The Oakwood Elementary School in Glen Burnie not only teaches math, reading and other basics. It also teaches students how to be good people, says an article in the Maryland Gazette.
As a result, Oakwood has been named one of 50 finalists for the National School of Character Award, sponsored by the national Character Education Partnership. Finalists were chosen from 140 candidates across the country, and Oakwood is the only school in Maryland to be selected. The school will be competing with 40 public schools, five charter schools, three private schools, and two school districts.
In 2005, the school started a Character Education program, which teaches positive character traits to students through all elements of the curriculum. During the first four years of the program, trips to the office by misbehaving students dropped by 90 percent. Teachers say that the kids are kinder to each other. This creates fewer disruptions and allows the focus to be on learning.

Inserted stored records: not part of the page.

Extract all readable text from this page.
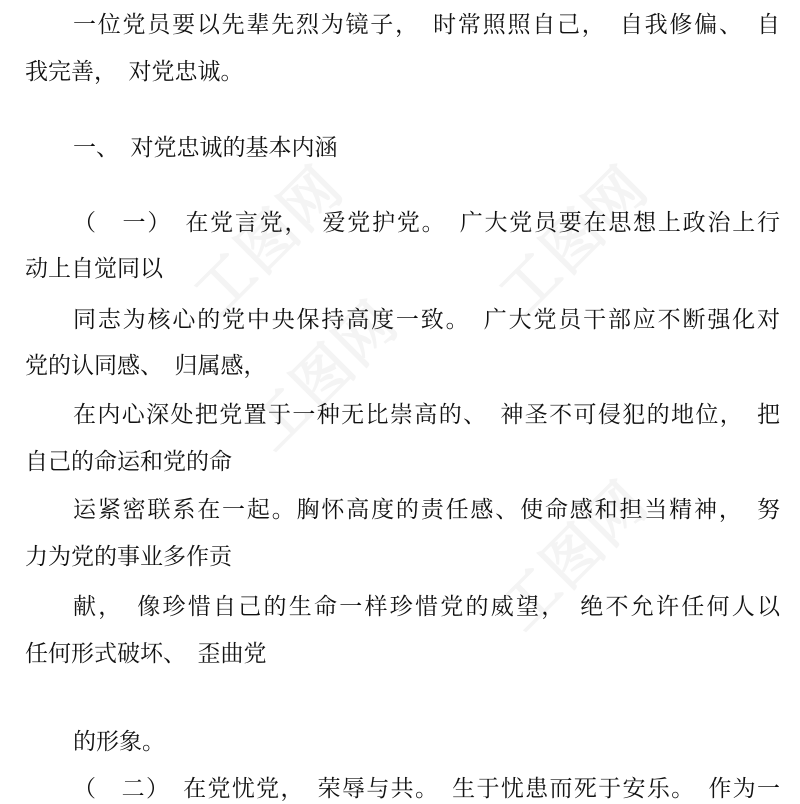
工图网 工图网
工图网
工图网
一位党员要以先辈先烈为镜子，　时常照照自己，　自我修偏、　自
我完善，　对党忠诚。
一、　对党忠诚的基本内涵
（　一）　在党言党，　爱党护党。　广大党员要在思想上政治上行
动上自觉同以
同志为核心的党中央保持高度一致。　广大党员干部应不断强化对
党的认同感、　归属感，
在内心深处把党置于一种无比崇高的、　神圣不可侵犯的地位，　把
自己的命运和党的命
运紧密联系在一起。胸怀高度的责任感、使命感和担当精神，　努
力为党的事业多作贡
献，　像珍惜自己的生命一样珍惜党的威望，　绝不允许任何人以
任何形式破坏、　歪曲党
的形象。
（　二）　在党忧党，　荣辱与共。　生于忧患而死于安乐。　作为一
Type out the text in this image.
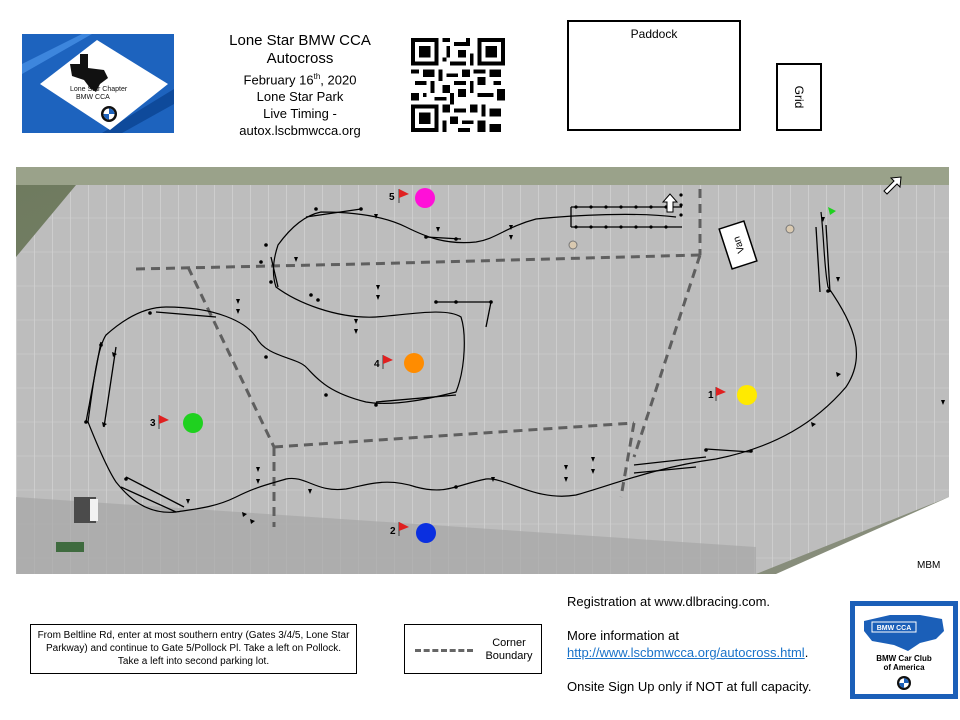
Lone Star Chapter
BMW CCA
Lone Star BMW CCA
Autocross
February 16th, 2020
Lone Star Park
Live Timing -
autox.lscbmwcca.org
Paddock
Grid
Van
1
2
3
4
5
MBM
From Beltline Rd, enter at most southern entry (Gates 3/4/5, Lone Star Parkway) and continue to Gate 5/Pollock Pl. Take a left on Pollock. Take a left into second parking lot.
Corner
Boundary

Registration at www.dlbracing.com.

More information at
http://www.lscbmwcca.org/autocross.html.

Onsite Sign Up only if NOT at full capacity.

BMW CCA
BMW Car Club
of America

Each month, a new character trait is presented, such as courage. Students might then read a story and write a paper about how the character displayed courage. If students display their own good character by performing a good deed, they are recognized during morning announcements and with their names posted in the school's main hallway. Both teachers and other students can recognize a good deed.
Teachers, parents, and students agree that character building is just as important as learning addition or spelling.
The award winners will be announced in May, with winners being recognized in October at the 18th Annual National Forum on Character Education.